14.2.06

Ah! Que le monde est surprenant! Que l'invention est féconde! Que de paradoxes!

J'écris ce soir du pays de la musique. Très loin, dans la nature immense de la Colombie-Britannique, une rivière coule, son flot retenu pas un barrage. Une turbine tourne sous la force du courant, et des ingénieurs ont oeuvré pour que ce mouvement rotatoire crée un autre courant, électrique celui-là. Des fils inconnus transportent ce courant à travers montagnes et forêts, au-dessus d'animaux insouciants. Le courant parvient à la ville, traverse une station de transformation, est distribué à travers les quartiers. Moi-même, j'y ai accès à travers les prises de la maison: j'y ai donc branché mon ordinateur. J'ai inséré un disque de plastique à l'intérieur, en ai soutiré l'information. À présent, moi-même branché dans le port audio de l'ordi, dernier maillon de cette chaîne commencée dans la rivière, j'écoute la musique ainsi recueillie. Cette musique, un certain Demachy l'a créée en 1685, et Jordi Savall l'a enregistrée en 1977.

Les siècles, les pays se rencontrent, la nature et la technologie s'unissent pour qu'en ce moment je puisse me remplir les oreilles du son philosophe de la basse de viole. Comme le monde a changé depuis il y a peu, depuis que la seule musique qu'il était possible d'écouter, c'était celle que l'on pouvait faire soi-même, ou entendre quelqu'un faire. Pas étonnant qu'à cette époque, comme le chantait Bertrand Gosselin, «on était prêtre ou musicien». On faisait aussi pousser le lin qui servirait à faire ses chemises...

Le monde change; il déboule au point qu'on dirait que quelqu'un l'a échappé. Mon grand-père, mort il y a à peine deux ans, a vécu cent un ans. À sa naissance, ni électricité, ni plastique, ni voitures, ou si peu qu'elles n'existaient pas encore vraiment. Dans les champs, le foin en meules.
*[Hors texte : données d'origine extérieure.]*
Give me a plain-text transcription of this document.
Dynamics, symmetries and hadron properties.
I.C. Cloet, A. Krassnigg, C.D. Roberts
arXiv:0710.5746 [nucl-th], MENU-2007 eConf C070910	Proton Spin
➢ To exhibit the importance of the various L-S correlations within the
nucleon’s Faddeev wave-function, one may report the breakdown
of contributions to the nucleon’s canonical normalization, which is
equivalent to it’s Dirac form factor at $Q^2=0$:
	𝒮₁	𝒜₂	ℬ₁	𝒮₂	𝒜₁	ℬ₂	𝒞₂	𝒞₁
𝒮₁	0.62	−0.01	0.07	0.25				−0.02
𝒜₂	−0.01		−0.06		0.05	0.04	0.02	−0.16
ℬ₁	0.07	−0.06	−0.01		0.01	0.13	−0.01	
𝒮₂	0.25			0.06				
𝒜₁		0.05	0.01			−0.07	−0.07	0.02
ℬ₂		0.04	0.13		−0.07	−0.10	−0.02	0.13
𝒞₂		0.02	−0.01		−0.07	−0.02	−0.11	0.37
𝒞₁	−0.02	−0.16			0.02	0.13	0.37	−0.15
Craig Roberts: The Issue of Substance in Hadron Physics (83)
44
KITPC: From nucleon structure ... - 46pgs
Pas d'eau courante. Mais de la musique, ça, j'en suis certain. Oh, on ne connaissait sûrement pas la basse de viole. Mais la voix, le violon, les mains, les cuillers. Quand il FAUT faire de la musique, une planche à laver ne suffit-elle pas à la tâche?
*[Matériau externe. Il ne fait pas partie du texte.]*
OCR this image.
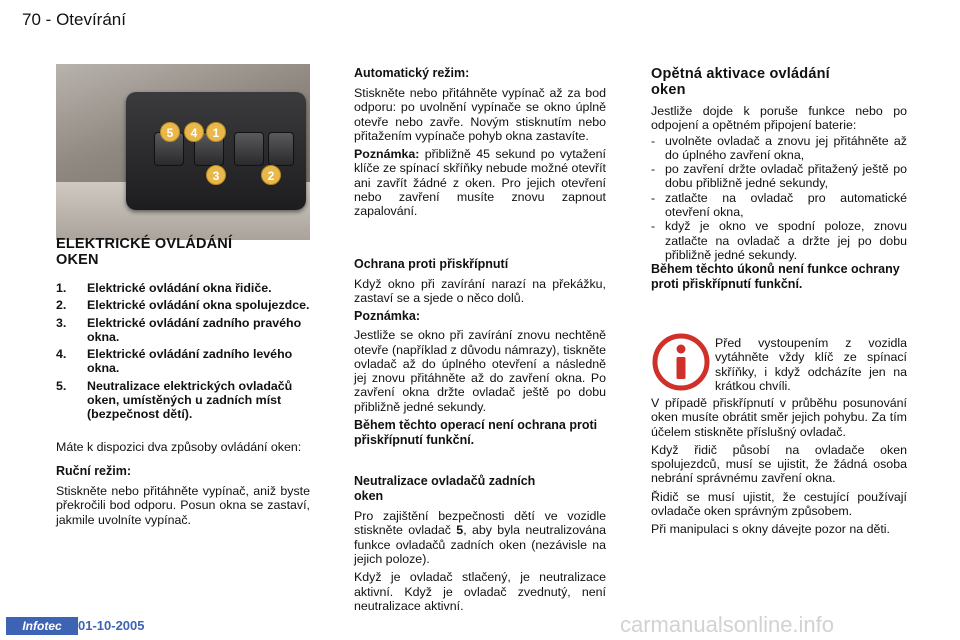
70 - Otevírání
5	4	1
3	2
ELEKTRICKÉ OVLÁDÁNÍ
OKEN
1. Elektrické ovládání okna řidiče.
2. Elektrické ovládání okna spolujezdce.
3. Elektrické ovládání zadního pravého okna.
4. Elektrické ovládání zadního levého okna.
5. Neutralizace elektrických ovladačů oken, umístěných u zadních míst (bezpečnost dětí).

Máte k dispozici dva způsoby ovládání oken:

Ruční režim:

Stiskněte nebo přitáhněte vypínač, aniž byste překročili bod odporu. Posun okna se zastaví, jakmile uvolníte vypínač.

Automatický režim:

Stiskněte nebo přitáhněte vypínač až za bod odporu: po uvolnění vypínače se okno úplně otevře nebo zavře. Novým stisknutím nebo přitažením vypínače pohyb okna zastavíte.

Poznámka: přibližně 45 sekund po vytažení klíče ze spínací skříňky nebude možné otevřít ani zavřít žádné z oken. Pro jejich otevření nebo zavření musíte znovu zapnout zapalování.

Ochrana proti přiskřípnutí

Když okno při zavírání narazí na překážku, zastaví se a sjede o něco dolů.

Poznámka:

Jestliže se okno při zavírání znovu nechtěně otevře (například z důvodu námrazy), tiskněte ovladač až do úplného otevření a následně jej znovu přitáhněte až do zavření okna. Po zavření okna držte ovladač ještě po dobu přibližně jedné sekundy.

Během těchto operací není ochrana proti přiskřípnutí funkční.
Neutralizace ovladačů zadních
oken

Pro zajištění bezpečnosti dětí ve vozidle stiskněte ovladač 5, aby byla neutralizována funkce ovladačů zadních oken (nezávisle na jejich poloze).

Když je ovladač stlačený, je neutralizace aktivní. Když je ovladač zvednutý, není neutralizace aktivní.

Opětná aktivace ovládání
oken

Jestliže dojde k poruše funkce nebo po odpojení a opětném připojení baterie:

- uvolněte ovladač a znovu jej přitáhněte až do úplného zavření okna,
- po zavření držte ovladač přitažený ještě po dobu přibližně jedné sekundy,
- zatlačte na ovladač pro automatické otevření okna,
- když je okno ve spodní poloze, znovu zatlačte na ovladač a držte jej po dobu přibližně jedné sekundy.
Během těchto úkonů není funkce ochrany proti přiskřípnutí funkční.

Před vystoupením z vozidla vytáhněte vždy klíč ze spínací skříňky, i když odcházíte jen na krátkou chvíli.

V případě přiskřípnutí v průběhu posunování oken musíte obrátit směr jejich pohybu. Za tím účelem stiskněte příslušný ovladač.

Když řidič působí na ovladače oken spolujezdců, musí se ujistit, že žádná osoba nebrání správnému zavření okna.

Řidič se musí ujistit, že cestující používají ovladače oken správným způsobem.

Při manipulaci s okny dávejte pozor na děti.

Infotec	01-10-2005	carmanualsonline.info
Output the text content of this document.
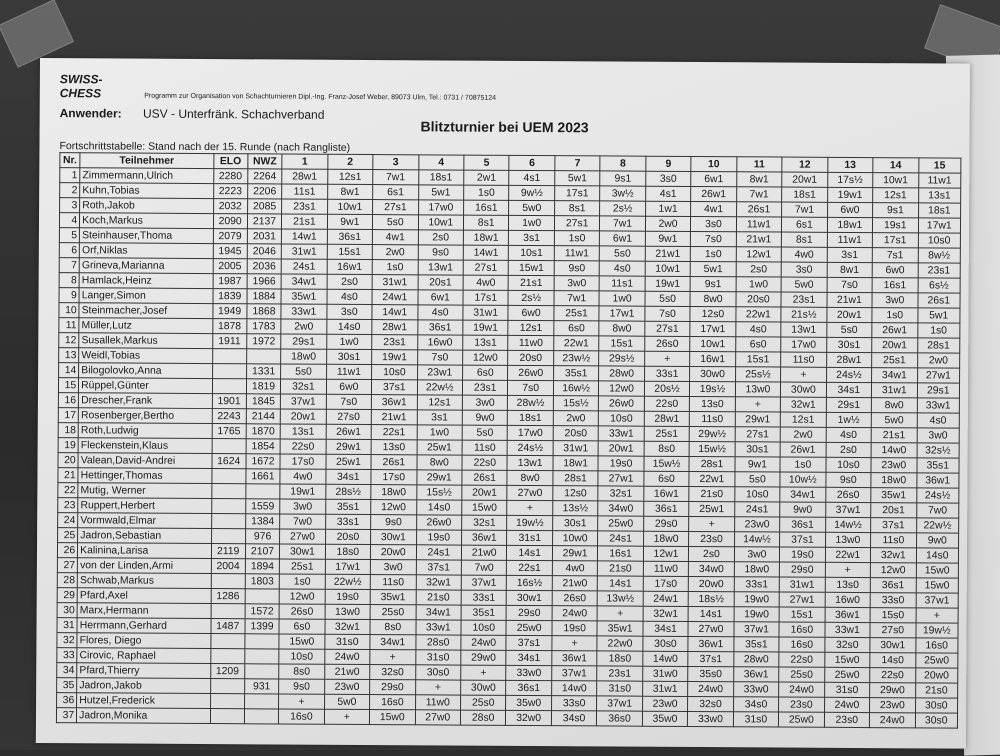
SWISS-CHESS	Programm zur Organisation von Schachturnieren Dipl.-Ing. Franz-Josef Weber, 89073 Ulm, Tel.: 0731 / 70875124
Anwender: USV - Unterfränk. Schachverband
Blitzturnier bei UEM 2023
Fortschrittstabelle: Stand nach der 15. Runde (nach Rangliste)
Nr.	Teilnehmer	ELO	NWZ	1	2	3	4	5	6	7	8	9	10	11	12	13	14	15
1	Zimmermann,Ulrich	2280	2264	28w1	12s1	7w1	18s1	2w1	4s1	5w1	9s1	3s0	6w1	8w1	20w1	17s½	10w1	11w1
2	Kuhn,Tobias	2223	2206	11s1	8w1	6s1	5w1	1s0	9w½	17s1	3w½	4s1	26w1	7w1	18s1	19w1	12s1	13s1
3	Roth,Jakob	2032	2085	23s1	10w1	27s1	17w0	16s1	5w0	8s1	2s½	1w1	4w1	26s1	7w1	6w0	9s1	18s1
4	Koch,Markus	2090	2137	21s1	9w1	5s0	10w1	8s1	1w0	27s1	7w1	2w0	3s0	11w1	6s1	18w1	19s1	17w1
5	Steinhauser,Thoma	2079	2031	14w1	36s1	4w1	2s0	18w1	3s1	1s0	6w1	9w1	7s0	21w1	8s1	11w1	17s1	10s0
6	Orf,Niklas	1945	2046	31w1	15s1	2w0	9s0	14w1	10s1	11w1	5s0	21w1	1s0	12w1	4w0	3s1	7s1	8w½
7	Grineva,Marianna	2005	2036	24s1	16w1	1s0	13w1	27s1	15w1	9s0	4s0	10w1	5w1	2s0	3s0	8w1	6w0	23s1
8	Hamlack,Heinz	1987	1966	34w1	2s0	31w1	20s1	4w0	21s1	3w0	11s1	19w1	9s1	1w0	5w0	7s0	16s1	6s½
9	Langer,Simon	1839	1884	35w1	4s0	24w1	6w1	17s1	2s½	7w1	1w0	5s0	8w0	20s0	23s1	21w1	3w0	26s1
10	Steinmacher,Josef	1949	1868	33w1	3s0	14w1	4s0	31w1	6w0	25s1	17w1	7s0	12s0	22w1	21s½	20w1	1s0	5w1
11	Müller,Lutz	1878	1783	2w0	14s0	28w1	36s1	19w1	12s1	6s0	8w0	27s1	17w1	4s0	13w1	5s0	26w1	1s0
12	Susallek,Markus	1911	1972	29s1	1w0	23s1	16w0	13s1	11w0	22w1	15s1	26s0	10w1	6s0	17w0	30s1	20w1	28s1
13	Weidl,Tobias			18w0	30s1	19w1	7s0	12w0	20s0	23w½	29s½	+	16w1	15s1	11s0	28w1	25s1	2w0
14	Bilogolovko,Anna		1331	5s0	11w1	10s0	23w1	6s0	26w0	35s1	28w0	33s1	30w0	25s½	+	24s½	34w1	27w1
15	Rüppel,Günter		1819	32s1	6w0	37s1	22w½	23s1	7s0	16w½	12w0	20s½	19s½	13w0	30w0	34s1	31w1	29s1
16	Drescher,Frank	1901	1845	37w1	7s0	36w1	12s1	3w0	28w½	15s½	26w0	22s0	13s0	+	32w1	29s1	8w0	33w1
17	Rosenberger,Bertho	2243	2144	20w1	27s0	21w1	3s1	9w0	18s1	2w0	10s0	28w1	11s0	29w1	12s1	1w½	5w0	4s0
18	Roth,Ludwig	1765	1870	13s1	26w1	22s1	1w0	5s0	17w0	20s0	33w1	25s1	29w½	27s1	2w0	4s0	21s1	3w0
19	Fleckenstein,Klaus		1854	22s0	29w1	13s0	25w1	11s0	24s½	31w1	20w1	8s0	15w½	30s1	26w1	2s0	14w0	32s½
20	Valean,David-Andrei	1624	1672	17s0	25w1	26s1	8w0	22s0	13w1	18w1	19s0	15w½	28s1	9w1	1s0	10s0	23w0	35s1
21	Hettinger,Thomas		1661	4w0	34s1	17s0	29w1	26s1	8w0	28s1	27w1	6s0	22w1	5s0	10w½	9s0	18w0	36w1
22	Mutig, Werner			19w1	28s½	18w0	15s½	20w1	27w0	12s0	32s1	16w1	21s0	10s0	34w1	26s0	35w1	24s½
23	Ruppert,Herbert		1559	3w0	35s1	12w0	14s0	15w0	+	13s½	34w0	36s1	25w1	24s1	9w0	37w1	20s1	7w0
24	Vormwald,Elmar		1384	7w0	33s1	9s0	26w0	32s1	19w½	30s1	25w0	29s0	+	23w0	36s1	14w½	37s1	22w½
25	Jadron,Sebastian		976	27w0	20s0	30w1	19s0	36w1	31s1	10w0	24s1	18w0	23s0	14w½	37s1	13w0	11s0	9w0
26	Kalinina,Larisa	2119	2107	30w1	18s0	20w0	24s1	21w0	14s1	29w1	16s1	12w1	2s0	3w0	19s0	22w1	32w1	14s0
27	von der Linden,Armi	2004	1894	25s1	17w1	3w0	37s1	7w0	22s1	4w0	21s0	11w0	34w0	18w0	29s0	+	12w0	15w0
28	Schwab,Markus		1803	1s0	22w½	11s0	32w1	37w1	16s½	21w0	14s1	17s0	20w0	33s1	31w1	13s0	36s1	15w0
29	Pfard,Axel	1286		12w0	19s0	35w1	21s0	33s1	30w1	26s0	13w½	24w1	18s½	19w0	27w1	16w0	33s0	37w1
30	Marx,Hermann		1572	26s0	13w0	25s0	34w1	35s1	29s0	24w0	+	32w1	14s1	19w0	15s1	36w1	15s0	+
31	Herrmann,Gerhard	1487	1399	6s0	32w1	8s0	33w1	10s0	25w0	19s0	35w1	34s1	27w0	37w1	16s0	33w1	27s0	19w½
32	Flores, Diego			15w0	31s0	34w1	28s0	24w0	37s1	+	22w0	30s0	36w1	35s1	16s0	32s0	30w1	16s0
33	Cirovic, Raphael			10s0	24w0	+	31s0	29w0	34s1	36w1	18s0	14w0	37s1	28w0	22s0	15w0	14s0	25w0
34	Pfard,Thierry	1209		8s0	21w0	32s0	30s0	+	33w0	37w1	23s1	31w0	35s0	36w1	25s0	25w0	22s0	20w0
35	Jadron,Jakob		931	9s0	23w0	29s0	+	30w0	36s1	14w0	31s0	31w1	24w0	33w0	24w0	31s0	29w0	21s0
36	Hutzel,Frederick			+	5w0	16s0	11w0	25s0	35w0	33s0	37w1	23w0	32s0	34s0	23s0	24w0	23w0	30s0
37	Jadron,Monika			16s0	+	15w0	27w0	28s0	32w0	34s0	36s0	35w0	33w0	31s0	25w0	23s0	24w0	30s0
Que l'être humain est inventeur... C'est ce qui me réjouit et me donne espoir, parfois, pour peu que je croie que cette capacité d'invention puisse être orientée vers un but riche et généreux. Comme faire de la musique. En apparence une des choses les plus inutiles à la vie sur terre, mais essayez seulement de l'enlever aux hommes: la vie ne serait plus possible. (Il faudrait écrire un roman là-dessus.) L'étrange canon que nous chantions chez les scouts, que j'ai chanté aussi aux enfants, le disait bien:

Tout doit sur terre
mourir un jour
mais la musique
vivra toujours

Étrangement aussi, je ne suis parvenu à le chanter aux enfants que lorsqu'ils étaient bébés. Quand ils ne pouvaient pas en comprendre les mots. Tout de même, quand on chante ces mots, quand on les prononce et qu'on vibre de leur sens, on en vient à se demander si toute la nécessité de la vie ne tiendrait pas dans ce simple geste de passer la musique à d'autres, à ceux-là qui la passeront à leur tour, image de l'étincelle de la vie elle-même, qu'on croit tenir fermement entre ses mains mais qu'en fait on ne fait que soutenir un moment avant qu'elle parte vers ailleurs, comme une plume sur notre souffle ou un Peter Gabriel couché dans la foule.

On pourrait croire tout cela bien futile... Mais si nous n'étions pas là, qu'arriverait-il?